Tinchuck Ng: Fundraising hasn’t been too challenging for us. During the pandemic, the appetite from Asian investors remained largely the same and stayed relatively consistent across the board, from family offices to institutions. That wasn’t the case for U.S. investors, particularly institutions. They have been very cautious during COVID, and if we were solely reliant on them, it was challenging to get their attention. But starting about three to four months ago, U.S. investors did a 180-degree turn. They’re ready to put money out.

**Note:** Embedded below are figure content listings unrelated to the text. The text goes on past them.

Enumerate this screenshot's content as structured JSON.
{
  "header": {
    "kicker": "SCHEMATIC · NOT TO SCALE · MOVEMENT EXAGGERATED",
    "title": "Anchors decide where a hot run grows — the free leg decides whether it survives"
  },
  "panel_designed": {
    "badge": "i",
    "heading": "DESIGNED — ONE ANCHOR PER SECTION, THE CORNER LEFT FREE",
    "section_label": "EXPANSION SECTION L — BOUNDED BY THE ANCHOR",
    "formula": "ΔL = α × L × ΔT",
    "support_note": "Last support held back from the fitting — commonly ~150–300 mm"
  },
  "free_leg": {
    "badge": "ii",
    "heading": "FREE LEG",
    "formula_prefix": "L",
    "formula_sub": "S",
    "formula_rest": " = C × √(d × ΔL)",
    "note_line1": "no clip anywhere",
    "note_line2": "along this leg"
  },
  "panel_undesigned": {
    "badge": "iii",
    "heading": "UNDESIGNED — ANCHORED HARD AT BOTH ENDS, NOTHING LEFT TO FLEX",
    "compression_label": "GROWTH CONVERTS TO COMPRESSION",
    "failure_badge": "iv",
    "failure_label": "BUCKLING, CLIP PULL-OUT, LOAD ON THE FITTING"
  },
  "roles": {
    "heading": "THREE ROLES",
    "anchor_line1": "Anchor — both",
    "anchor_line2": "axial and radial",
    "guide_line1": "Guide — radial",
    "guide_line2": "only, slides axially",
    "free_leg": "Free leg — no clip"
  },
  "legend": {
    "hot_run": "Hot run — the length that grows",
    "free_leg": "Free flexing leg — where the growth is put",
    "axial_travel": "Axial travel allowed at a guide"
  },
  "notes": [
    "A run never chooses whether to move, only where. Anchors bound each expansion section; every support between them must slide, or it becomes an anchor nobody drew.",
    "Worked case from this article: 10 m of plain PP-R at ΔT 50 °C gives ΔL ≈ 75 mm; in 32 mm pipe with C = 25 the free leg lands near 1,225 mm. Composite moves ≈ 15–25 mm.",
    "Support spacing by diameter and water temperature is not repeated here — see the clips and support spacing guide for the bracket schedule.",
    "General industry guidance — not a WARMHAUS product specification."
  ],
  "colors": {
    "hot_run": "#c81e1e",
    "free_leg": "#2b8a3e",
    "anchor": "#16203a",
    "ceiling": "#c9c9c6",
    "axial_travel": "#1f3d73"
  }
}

The bigger perceived challenge was the sourcing side of distressed transaction during COVID. A lot of our investors were expecting more distressed real estate in the U.S. and thought there would be significant opportunity there. As a citizen, I’m happy we didn’t see the level of distress everyone expected. But as an investment manager, it has been a bit of a challenge to identify distressed transactions in our focused sectors—namely, multifamily and logistics.
WMRE: Can you point to the most significant and meaningful differences between American and Asian investors?
Tinchuck Ng: I think, generally speaking, there are more similarities than differences. One area where there is some variation is Asian ultra-high-net-worth [investors] tend to have a larger allocation towards real estate and real estate development. Also, for most of our Asian investors, we’re dealing directly with the family patriarch, and they are often investing in terms of generational wealth. Collectively these factors influence the flexibility that they offer us in a transaction.
And finally, in Asia, you don’t see a lot of distress or a whole lot of major discounts on real estate transactions. The gearing tends to be low with Asian investors. They’ve seen hard times, and they’ve learned how to ride through waves by staying low in leverage and being disciplined in cash flow management. They know that if the market corrects, Cottonwood has been very disciplined with leverage, and we’ve built in safety mechanisms, such as different form of reserves in transactions. Having that discipline has brought our investors a lot of comfort.